The Australian newspaper published my opinion piece today on "Policy needed on podcasting".
As one TV network's Podcast director has pointed out, I did not actually say what policy is needed. So I arranged to give a seminar on this and related matters at the ANU this Wednesday, 4pm in Canberra to help work it out.
To make things topical the ACMA issued new program standards to prevent the broadcast of programs that directly recruit or solicit donations for terrorist organisations and terrorist activities. This restriction does not appear to apply to podcasting. Perhaps I should re-title the talk "The Revolution Will Not Be Podcast" (apologies to Gil Scott-Heron, author of the poem "The revolution will not be televised"). ;-)

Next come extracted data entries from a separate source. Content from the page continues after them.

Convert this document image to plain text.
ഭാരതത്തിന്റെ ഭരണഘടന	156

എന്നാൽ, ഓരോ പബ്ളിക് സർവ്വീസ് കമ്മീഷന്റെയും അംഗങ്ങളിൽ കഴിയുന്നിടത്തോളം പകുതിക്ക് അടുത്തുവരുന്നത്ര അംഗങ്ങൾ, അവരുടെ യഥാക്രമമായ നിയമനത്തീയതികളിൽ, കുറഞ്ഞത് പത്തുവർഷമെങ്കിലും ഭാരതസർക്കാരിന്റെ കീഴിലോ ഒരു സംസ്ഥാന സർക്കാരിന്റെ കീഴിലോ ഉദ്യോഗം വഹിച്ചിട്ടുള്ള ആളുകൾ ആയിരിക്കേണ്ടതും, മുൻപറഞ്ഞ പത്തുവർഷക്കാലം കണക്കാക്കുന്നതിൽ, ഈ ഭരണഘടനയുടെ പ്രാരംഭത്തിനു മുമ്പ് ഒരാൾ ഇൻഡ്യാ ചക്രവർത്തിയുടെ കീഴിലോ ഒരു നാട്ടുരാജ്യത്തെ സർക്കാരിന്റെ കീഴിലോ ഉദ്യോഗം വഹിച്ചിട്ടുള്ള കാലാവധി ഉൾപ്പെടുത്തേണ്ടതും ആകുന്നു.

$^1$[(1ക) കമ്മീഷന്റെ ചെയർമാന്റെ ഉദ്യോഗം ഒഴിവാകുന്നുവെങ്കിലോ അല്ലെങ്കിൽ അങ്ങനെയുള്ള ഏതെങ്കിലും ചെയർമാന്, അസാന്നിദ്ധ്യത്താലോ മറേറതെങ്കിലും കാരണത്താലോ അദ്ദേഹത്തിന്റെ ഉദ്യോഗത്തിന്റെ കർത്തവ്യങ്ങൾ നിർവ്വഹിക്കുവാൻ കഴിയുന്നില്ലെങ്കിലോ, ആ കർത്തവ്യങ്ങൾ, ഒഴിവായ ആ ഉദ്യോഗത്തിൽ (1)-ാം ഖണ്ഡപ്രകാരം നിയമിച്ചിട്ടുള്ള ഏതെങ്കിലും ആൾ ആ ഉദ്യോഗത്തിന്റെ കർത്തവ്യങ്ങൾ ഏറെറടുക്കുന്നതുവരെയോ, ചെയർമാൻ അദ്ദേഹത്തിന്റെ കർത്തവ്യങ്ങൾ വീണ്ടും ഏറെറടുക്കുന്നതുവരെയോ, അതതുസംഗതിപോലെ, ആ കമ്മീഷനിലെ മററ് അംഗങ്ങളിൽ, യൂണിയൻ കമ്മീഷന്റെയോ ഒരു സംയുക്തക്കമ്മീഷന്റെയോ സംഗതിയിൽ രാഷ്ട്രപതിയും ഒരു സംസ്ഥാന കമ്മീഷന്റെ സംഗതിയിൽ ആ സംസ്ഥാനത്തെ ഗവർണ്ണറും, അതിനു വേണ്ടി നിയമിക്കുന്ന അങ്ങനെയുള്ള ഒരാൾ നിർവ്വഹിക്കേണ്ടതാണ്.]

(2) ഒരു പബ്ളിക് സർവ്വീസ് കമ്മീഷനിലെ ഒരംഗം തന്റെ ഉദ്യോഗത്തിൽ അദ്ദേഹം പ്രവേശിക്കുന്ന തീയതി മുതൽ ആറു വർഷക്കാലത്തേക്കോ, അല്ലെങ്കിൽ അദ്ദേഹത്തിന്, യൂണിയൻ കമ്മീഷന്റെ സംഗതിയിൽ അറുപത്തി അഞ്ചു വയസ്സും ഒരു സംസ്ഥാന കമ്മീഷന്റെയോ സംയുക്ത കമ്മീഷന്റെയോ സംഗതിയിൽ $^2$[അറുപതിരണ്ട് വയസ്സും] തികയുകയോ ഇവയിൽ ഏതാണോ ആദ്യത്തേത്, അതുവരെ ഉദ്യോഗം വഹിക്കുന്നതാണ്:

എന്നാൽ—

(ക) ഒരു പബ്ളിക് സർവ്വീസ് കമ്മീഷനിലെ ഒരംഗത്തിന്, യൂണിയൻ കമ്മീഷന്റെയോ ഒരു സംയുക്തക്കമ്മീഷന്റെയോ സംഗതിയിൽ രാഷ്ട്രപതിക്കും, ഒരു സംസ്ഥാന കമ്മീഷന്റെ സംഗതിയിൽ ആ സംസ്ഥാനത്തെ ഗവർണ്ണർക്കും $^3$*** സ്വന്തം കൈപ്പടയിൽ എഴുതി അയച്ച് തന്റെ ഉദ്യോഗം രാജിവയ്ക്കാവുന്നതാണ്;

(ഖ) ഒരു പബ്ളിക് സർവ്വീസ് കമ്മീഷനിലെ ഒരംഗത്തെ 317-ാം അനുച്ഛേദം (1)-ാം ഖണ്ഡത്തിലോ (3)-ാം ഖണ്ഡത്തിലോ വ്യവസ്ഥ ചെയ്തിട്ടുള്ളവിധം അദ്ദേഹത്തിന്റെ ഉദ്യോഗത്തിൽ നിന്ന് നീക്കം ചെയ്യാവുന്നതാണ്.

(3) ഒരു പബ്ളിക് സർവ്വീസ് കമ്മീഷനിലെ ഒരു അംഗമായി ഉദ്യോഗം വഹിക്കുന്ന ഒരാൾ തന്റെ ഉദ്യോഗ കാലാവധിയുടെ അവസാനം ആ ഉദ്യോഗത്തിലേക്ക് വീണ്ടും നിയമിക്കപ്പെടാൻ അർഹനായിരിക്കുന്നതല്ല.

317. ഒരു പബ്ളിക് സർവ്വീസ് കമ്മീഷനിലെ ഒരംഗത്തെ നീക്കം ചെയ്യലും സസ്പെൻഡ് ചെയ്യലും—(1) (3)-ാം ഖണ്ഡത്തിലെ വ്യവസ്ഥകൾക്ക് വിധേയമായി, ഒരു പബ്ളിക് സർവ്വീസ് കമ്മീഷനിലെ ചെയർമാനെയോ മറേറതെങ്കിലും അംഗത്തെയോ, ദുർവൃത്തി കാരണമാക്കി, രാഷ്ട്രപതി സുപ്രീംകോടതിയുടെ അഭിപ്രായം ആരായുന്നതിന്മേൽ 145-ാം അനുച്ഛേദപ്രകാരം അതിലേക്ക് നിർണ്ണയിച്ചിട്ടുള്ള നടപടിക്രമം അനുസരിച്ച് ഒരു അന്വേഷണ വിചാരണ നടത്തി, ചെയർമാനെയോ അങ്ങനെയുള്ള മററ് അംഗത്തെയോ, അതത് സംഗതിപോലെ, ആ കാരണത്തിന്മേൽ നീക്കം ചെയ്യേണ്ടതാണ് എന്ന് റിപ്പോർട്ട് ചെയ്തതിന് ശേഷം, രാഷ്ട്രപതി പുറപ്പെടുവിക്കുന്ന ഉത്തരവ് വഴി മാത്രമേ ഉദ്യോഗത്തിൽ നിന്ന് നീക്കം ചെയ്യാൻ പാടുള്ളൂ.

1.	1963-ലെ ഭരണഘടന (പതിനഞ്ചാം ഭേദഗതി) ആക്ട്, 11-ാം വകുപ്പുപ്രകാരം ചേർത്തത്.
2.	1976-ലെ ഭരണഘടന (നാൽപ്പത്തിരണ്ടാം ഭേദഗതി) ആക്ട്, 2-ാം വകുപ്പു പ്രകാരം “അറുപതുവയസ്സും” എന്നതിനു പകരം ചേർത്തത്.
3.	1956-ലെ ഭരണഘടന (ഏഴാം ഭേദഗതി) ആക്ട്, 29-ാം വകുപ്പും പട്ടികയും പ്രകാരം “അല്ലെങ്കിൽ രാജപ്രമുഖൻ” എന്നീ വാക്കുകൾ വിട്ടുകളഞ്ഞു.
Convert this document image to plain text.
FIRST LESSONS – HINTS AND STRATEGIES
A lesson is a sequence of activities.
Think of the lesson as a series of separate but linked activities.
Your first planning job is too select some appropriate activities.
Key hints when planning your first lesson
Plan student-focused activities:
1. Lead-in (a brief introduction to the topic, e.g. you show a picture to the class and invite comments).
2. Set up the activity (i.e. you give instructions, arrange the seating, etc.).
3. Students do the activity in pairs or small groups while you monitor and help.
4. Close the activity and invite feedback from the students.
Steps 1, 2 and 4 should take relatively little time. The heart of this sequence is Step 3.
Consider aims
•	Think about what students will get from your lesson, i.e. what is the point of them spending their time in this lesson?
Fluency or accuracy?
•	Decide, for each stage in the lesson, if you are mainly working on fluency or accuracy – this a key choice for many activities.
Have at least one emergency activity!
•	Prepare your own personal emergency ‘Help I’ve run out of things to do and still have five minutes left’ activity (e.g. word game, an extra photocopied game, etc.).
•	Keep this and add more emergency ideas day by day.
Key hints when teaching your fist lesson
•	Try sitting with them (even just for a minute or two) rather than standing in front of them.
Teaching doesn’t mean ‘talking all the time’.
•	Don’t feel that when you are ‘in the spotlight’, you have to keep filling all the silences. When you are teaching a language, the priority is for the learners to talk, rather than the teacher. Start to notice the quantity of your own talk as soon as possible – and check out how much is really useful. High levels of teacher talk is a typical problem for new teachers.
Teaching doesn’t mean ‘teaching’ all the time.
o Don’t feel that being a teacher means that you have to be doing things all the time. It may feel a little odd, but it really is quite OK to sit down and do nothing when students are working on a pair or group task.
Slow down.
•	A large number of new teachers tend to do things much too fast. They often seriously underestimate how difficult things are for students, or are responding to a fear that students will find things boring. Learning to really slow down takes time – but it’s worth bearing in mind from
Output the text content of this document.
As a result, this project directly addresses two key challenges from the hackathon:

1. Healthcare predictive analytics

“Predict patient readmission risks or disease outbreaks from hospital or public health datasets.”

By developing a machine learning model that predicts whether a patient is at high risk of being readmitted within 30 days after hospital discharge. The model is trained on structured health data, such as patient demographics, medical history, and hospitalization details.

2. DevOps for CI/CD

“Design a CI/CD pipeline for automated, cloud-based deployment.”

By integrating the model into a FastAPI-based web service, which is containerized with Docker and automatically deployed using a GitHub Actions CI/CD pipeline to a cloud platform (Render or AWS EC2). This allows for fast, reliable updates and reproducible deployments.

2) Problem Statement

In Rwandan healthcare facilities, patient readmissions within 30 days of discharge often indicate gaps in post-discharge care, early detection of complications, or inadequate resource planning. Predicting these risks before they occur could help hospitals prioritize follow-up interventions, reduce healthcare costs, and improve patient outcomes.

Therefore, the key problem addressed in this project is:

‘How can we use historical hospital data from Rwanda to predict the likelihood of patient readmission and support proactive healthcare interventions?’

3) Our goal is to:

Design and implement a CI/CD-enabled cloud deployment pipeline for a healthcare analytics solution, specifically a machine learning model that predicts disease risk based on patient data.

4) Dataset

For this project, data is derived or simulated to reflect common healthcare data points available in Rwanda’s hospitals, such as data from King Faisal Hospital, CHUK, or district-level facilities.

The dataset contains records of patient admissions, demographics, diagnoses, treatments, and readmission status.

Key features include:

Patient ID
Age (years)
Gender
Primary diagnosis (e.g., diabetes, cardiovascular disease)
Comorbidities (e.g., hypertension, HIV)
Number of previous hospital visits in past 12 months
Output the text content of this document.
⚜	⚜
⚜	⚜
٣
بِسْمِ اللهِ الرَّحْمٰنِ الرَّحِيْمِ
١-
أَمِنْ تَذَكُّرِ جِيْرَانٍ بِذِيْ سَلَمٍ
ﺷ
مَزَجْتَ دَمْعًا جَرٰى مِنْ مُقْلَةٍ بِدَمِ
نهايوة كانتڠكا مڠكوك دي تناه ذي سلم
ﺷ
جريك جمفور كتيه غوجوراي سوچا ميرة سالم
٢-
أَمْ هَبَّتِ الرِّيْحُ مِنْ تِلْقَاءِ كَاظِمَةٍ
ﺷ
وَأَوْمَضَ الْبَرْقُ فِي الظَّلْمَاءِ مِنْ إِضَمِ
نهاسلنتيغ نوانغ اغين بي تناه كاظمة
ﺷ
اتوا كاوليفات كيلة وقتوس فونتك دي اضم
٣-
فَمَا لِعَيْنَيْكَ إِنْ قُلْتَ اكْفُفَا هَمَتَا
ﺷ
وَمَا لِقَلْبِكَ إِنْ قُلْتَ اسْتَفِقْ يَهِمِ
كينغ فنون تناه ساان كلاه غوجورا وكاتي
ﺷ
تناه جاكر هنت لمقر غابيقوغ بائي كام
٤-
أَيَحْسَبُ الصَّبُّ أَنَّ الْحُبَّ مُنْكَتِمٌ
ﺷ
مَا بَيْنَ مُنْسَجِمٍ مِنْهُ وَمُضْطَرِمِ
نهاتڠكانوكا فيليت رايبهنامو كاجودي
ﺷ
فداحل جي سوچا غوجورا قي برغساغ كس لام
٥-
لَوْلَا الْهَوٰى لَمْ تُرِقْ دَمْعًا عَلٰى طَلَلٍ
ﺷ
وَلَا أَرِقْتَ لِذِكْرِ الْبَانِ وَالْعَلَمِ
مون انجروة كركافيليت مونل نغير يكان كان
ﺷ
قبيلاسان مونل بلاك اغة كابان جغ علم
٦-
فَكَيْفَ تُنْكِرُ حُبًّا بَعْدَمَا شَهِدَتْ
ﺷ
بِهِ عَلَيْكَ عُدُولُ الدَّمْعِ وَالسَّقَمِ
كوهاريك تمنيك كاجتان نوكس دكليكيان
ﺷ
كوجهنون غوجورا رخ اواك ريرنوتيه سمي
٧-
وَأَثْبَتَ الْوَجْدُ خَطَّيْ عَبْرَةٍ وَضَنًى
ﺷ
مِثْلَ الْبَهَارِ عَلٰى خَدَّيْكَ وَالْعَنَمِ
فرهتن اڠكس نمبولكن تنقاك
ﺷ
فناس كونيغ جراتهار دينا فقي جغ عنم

College of Engineering and Computer Science
The Australian National University
Computer Science Seminar Series
PODCASTING AND THE END OF THE MYTH OF LIVE BROADCASTING
Tom Worthington, Director of Communications Technologies (The Australian Computer Society)
TIME: 16:00:00 - 17:00:00
LOCATION: CSIT Seminar Room, N101, Computer Science and Information Technology (CSIT) Building, North Road, Canberra, ACT
Podcasting is the distribution of media files using web based syndication to handheld devices. Tom Worthington will outline how it works, discuss some of the public policy issues it raises and ask for input to the ACS's policy on digital broadcasting. To the IT professional, Podcasting is a simple application XML technology to digitized audio (the ANU already supplies students with the digital audio of lectures). However, while technically simple, podcasting raises public policy issues: is it broadcasting? how and should it be regulated? how and who makes money from it? See: http://www.tomw.net.au/blog/2006/03/podcasting-politics.html
Tom Worthington is an independent information technology consultant and Visiting Fellow in the Department of Computer Science, Faculty of Engineering and Information Technology at the Australian National University. He is Director of Communications Technologies for the Australian Computer Society, and was elected a Fellow of the Society in 1999 for his contribution to the development of public Internet policy.